Des limites qui renforcent les inégalités
Pour Jeanne Ganault, docteure en sociologie à l’Observatoire sociologique du changement à Sciences Po, la flexibilisation du travail peut creuser des inégalités sociales et économiques.
Les postes qui disposent de davantage de temps pour réfléchir à leur organisation de ce temps et à son utilisation sont favorisés. Les postes qui requièrent une présence physique (accueil, caissiers, soignants…) subissent davantage de contraintes : les personnes n’ont même pas le temps de penser à pouvoir modifier leurs horaires.
Les contraintes extra-professionnelles constituent également des limites à la flexibilisation et au respect de l’horloge biologique. Si dans un couple avec enfants, une personne souhaite suivre son rythme biologique, il faut toujours quelqu’un pour s’occuper d’aller à l’école, faire les devoirs, faire à manger, etc. Ce qui conduit statistiquement à une inégalité de genre supplémentaire dans notre société.
Sans cadre précis, la flexibilisation des horaires peut donc contribuer à faire sauter les limites entre la vie privée et la vie professionnelle tout en exacerbant les inégalités sociales..

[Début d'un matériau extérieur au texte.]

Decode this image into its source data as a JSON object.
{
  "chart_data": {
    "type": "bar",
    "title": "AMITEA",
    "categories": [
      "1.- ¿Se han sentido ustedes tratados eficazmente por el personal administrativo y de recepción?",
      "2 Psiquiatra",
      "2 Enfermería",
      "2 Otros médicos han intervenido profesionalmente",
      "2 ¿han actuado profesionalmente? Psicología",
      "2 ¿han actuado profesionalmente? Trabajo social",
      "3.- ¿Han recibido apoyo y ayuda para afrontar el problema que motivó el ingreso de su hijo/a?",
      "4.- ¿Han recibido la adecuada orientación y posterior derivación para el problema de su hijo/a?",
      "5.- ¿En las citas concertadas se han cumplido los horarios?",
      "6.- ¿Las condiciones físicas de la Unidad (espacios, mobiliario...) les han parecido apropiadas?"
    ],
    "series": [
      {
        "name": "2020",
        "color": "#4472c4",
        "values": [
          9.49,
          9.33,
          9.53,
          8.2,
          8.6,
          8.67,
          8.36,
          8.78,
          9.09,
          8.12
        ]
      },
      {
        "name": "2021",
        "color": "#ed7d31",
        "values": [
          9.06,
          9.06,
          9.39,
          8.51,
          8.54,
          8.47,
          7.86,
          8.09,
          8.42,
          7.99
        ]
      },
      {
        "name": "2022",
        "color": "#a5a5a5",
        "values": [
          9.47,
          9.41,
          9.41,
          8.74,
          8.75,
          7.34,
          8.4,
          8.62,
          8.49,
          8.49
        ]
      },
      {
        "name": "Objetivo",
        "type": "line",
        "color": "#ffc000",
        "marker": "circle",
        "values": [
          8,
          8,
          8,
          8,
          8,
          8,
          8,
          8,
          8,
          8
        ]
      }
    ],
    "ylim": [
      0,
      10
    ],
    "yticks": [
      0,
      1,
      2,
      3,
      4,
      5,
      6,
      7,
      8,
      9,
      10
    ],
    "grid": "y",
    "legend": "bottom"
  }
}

Des pistes pour rendre le travail plus flexible
Penser qu’il est possible de flexibiliser sans limite les horaires professionnels est une utopie.
Mais le respect de l’horloge biologique des salariés reste une piste à étudier, avec une zone d’équilibre qu’il est possible d’atteindre. Il convient alors d’apprendre à composer avec les contraintes sociales et familiales de chacun.e afin d’offrir davantage de souplesse.
Beaucoup d’entreprises prennent donc le temps de réunir les salariés et l’équipe dirigeante pour réfléchir ensemble en lançant brainstormings et sondages, afin par exemple de :
- souligner les difficultés de vivre avec des horaires de bureau
- trouver des recettes applicables (matin production, après-midi réflexion)
- réfléchir à adapter le service aux clients
- donner de la souplesse à chacun (autoriser des créneaux libres chaque mois pour ceux qui ont besoin)
- revoir les process de production et d’organisation interne
S’il n’existe pas de recette parfaite, il est certain que cette prise de conscience des différences et des contraintes personnelles renforcera l’adhésion à votre marque et participera à sa croissance.